A pandemia COVID-19 teve efeitos negativos sobre o bem-estar mental de muita gente, com um declínio na saúde mental que já não é exatamente uma novidade aos especialistas da área. Aqui no Canaltech, chegamos até a fazer um especial de duas partes (parte 1; parte 2) sobre os impactos da pandemia nesse aspecto. No entanto, recentemente, um estudo descobriu que cerca de 18% das pessoas infectadas com o vírus passaram a ser diagnosticadas com um transtorno de estresse pós-traumático.
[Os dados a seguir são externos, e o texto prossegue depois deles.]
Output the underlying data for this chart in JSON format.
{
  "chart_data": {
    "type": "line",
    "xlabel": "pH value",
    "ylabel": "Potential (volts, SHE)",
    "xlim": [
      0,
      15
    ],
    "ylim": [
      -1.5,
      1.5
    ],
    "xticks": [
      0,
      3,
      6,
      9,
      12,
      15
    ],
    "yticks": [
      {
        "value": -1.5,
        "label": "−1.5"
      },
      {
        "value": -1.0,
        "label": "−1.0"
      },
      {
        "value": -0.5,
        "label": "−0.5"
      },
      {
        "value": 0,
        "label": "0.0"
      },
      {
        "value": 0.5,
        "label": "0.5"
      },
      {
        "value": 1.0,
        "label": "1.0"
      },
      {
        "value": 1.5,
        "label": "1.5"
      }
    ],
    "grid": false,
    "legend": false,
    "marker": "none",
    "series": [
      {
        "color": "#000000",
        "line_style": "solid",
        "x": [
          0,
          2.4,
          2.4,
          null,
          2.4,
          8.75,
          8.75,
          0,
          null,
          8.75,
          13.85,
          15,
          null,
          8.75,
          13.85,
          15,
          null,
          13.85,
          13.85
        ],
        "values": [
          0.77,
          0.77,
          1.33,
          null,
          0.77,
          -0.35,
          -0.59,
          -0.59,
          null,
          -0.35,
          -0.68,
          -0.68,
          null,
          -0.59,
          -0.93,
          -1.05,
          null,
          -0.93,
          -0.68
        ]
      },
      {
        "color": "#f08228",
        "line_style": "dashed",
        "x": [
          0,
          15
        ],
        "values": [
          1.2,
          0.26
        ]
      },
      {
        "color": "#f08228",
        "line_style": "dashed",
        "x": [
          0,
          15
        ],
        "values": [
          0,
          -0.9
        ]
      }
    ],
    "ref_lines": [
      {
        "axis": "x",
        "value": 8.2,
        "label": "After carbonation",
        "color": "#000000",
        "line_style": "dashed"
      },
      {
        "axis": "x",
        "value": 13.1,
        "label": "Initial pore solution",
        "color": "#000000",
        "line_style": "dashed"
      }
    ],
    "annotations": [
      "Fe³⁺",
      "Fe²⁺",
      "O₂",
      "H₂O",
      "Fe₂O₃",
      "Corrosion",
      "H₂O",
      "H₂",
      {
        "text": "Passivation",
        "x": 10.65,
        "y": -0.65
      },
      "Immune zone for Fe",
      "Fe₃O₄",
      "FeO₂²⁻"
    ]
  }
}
Publicado na revista científica Molecular Psychiatry, esse estudo indicou que o transtorno de estresse pós-traumático pode ser um grande problema de saúde mental na esteira de pandemias como esta, com a prevalência de 22,6%. Segundo os próprios autores, as descobertas indicam que o transtorno pós-traumático que virá com o encerrar da pandemia é uma preocupação significativa de saúde pública, e para lidar com tudo isso é necessário monitoramento apropriado, apoio social e acompanhamento de longo prazo.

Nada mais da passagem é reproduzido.